If you’re pickier about your needs, you’ll have to rely on photos from generous Google reviewers. Of course, in smaller cities/towns you may only have one option for going to the gym. But, if there are multiple options, it’s always good to view the pictures on the Google Maps page to get a sneak peek of what a gym has.
Ask for a Day Pass or Negotiate a Rate
Once you’ve found a suitable gym for your needs, all you need is the motivation to go work out. When you go to the gym you can ask to pay for a day pass. Every gym I’ve visited while backpacking has taken walk-ins but it might be good to read the reviews to make sure.
If you know you’ll be in a city for, let’s say, a week and want to work out every day, you could try to negotiate a weeklong pass. When gyms are on the cheaper side, I don’t do this. But, I’ve come across some nicer gyms in Colombia, with comparable prices to the US, where this was helpful.
At first, it might feel overwhelming to try to figure out how to work out while backpacking. But, these steps should make the process a little easier. I’ve had very few problems when working out, but the potential ones are worth discussing.
Some Things to Expect
Outdated equipment is common but I’m a fan of grittier gyms. A treadmill I was on broke in Thailand and that could have potentially been dangerous.
There’s a near ubiquitous lack of A/C in gyms in Asia and South America. I haven’t really gotten used to this and end up drenched in sweat every time I workout in one of these gyms.
If this is a potential issue for you, it’s worth searching and reading reviews to see if there’s a gym with A/C in the area you’re traveling in. Regardless, I recommend bringing a towel with you because a lot of gyms won’t provide one.

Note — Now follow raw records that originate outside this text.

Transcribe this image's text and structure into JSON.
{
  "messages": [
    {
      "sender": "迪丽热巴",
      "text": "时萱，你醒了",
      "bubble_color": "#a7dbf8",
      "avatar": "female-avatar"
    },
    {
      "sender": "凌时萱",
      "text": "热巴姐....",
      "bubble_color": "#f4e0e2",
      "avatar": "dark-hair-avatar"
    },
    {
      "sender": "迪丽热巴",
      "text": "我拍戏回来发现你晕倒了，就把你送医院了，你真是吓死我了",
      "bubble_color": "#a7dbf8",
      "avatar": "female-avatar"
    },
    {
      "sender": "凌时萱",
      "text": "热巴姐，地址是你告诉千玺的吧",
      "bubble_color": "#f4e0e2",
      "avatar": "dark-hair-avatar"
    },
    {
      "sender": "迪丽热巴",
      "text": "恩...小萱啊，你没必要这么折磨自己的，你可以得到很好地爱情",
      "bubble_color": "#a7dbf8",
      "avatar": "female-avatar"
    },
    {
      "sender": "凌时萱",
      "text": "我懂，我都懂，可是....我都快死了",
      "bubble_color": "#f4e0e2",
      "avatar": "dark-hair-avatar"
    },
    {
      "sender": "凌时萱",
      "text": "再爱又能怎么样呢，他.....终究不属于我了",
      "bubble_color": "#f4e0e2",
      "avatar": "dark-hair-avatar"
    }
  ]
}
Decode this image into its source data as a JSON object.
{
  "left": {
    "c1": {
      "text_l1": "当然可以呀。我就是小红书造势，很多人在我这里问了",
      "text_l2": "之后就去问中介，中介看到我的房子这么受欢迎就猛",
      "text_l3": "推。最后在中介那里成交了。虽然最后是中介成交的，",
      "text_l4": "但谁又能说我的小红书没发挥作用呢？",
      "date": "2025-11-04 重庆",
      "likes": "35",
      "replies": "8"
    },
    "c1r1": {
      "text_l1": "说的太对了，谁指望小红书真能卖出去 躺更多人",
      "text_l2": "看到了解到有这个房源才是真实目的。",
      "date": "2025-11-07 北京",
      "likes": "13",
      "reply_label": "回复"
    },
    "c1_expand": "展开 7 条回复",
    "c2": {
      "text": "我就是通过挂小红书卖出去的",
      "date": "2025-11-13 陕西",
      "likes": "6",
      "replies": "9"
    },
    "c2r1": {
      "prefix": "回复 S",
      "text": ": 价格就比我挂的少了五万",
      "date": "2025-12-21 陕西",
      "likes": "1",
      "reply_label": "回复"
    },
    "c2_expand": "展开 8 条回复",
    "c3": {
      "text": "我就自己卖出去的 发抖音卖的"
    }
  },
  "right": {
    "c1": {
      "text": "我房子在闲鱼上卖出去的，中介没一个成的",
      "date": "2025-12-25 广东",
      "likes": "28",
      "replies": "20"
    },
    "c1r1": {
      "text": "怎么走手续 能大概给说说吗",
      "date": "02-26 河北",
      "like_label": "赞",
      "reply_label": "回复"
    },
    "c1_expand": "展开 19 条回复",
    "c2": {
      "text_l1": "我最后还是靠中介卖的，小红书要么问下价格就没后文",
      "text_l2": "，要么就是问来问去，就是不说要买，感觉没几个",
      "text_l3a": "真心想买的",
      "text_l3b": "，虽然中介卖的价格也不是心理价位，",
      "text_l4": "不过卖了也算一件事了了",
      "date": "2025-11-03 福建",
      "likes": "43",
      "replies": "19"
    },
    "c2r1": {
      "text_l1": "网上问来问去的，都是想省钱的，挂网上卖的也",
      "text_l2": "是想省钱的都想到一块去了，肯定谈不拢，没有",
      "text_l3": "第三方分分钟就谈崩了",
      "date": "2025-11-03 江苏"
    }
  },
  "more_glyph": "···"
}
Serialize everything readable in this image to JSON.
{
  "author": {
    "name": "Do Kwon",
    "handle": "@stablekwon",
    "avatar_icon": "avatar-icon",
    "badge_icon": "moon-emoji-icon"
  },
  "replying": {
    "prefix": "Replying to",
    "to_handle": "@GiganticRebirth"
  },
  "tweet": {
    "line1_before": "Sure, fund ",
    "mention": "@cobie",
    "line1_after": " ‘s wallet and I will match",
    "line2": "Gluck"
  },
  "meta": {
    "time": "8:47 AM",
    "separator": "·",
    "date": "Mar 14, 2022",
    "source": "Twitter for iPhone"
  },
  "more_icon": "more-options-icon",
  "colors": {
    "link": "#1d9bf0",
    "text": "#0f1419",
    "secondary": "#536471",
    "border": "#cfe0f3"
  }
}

Other than that, things typically run pretty smoothly. I guess my American brain also struggles to convert kilograms to pounds quickly. Some gyms even have their own pets, which was definitely a positive for me!
Packing with the Gym in Mind
Make sure to pack enough workout clothes if you plan to exercise while you travel. I like to pack shirts and shorts I can work out in but also wear casually. This is very important because I have limited space when I travel with only a carry on backpack.
When I backpack I like to bring one multipurpose pair of sneakers. Shoes take up the most space when packing, so it’s nice to just travel with one pair and flip flops. I look for something I can run in but also wear casually.
It’s also good to pack a daypack to bring to the gym. You need somewhere to put your phone, wallet, hostel/room key and water bottle after all. A small packable microfiber towel is also a good idea.
Bluetooth earbuds are an invaluable gym/running accessory. I don’t go to the gym without my EarFun Frees. They’re cheap, have pretty good sound quality and, most importantly, don’t fall out when I run.
If you’re interested, I cover some of my other essential items to pack while backpacking here.
Don’t Let Traveling Ruin Your Fitness Routine!
I had it in my head at first that I wouldn’t be able to continue my routine when I was traveling. I thought it’d be too much effort, too expensive, and take away from sightseeing time.
In reality, it was easy to find gyms and nice to have a sense of structure. I never paid more than $5 to work out anywhere but obviously this is dependent on what kind of location you’re traveling in.
If I’m on a short trip, sightseeing takes precedence over going to the gym. However, when I’m doing long term traveling, I like to pace myself so I don’t burn out. I was able to find a sustainable balance between sightseeing and working out and had no problems fitting both into my days.
I hope you’re able to as well and keep your fitness goals when you’re on your next trip!
Natalie · December 4, 2020 at 11:30 am
I’ve never even considered going to the gym while traveling as an option until I met you! This is such a good and detailed guide!!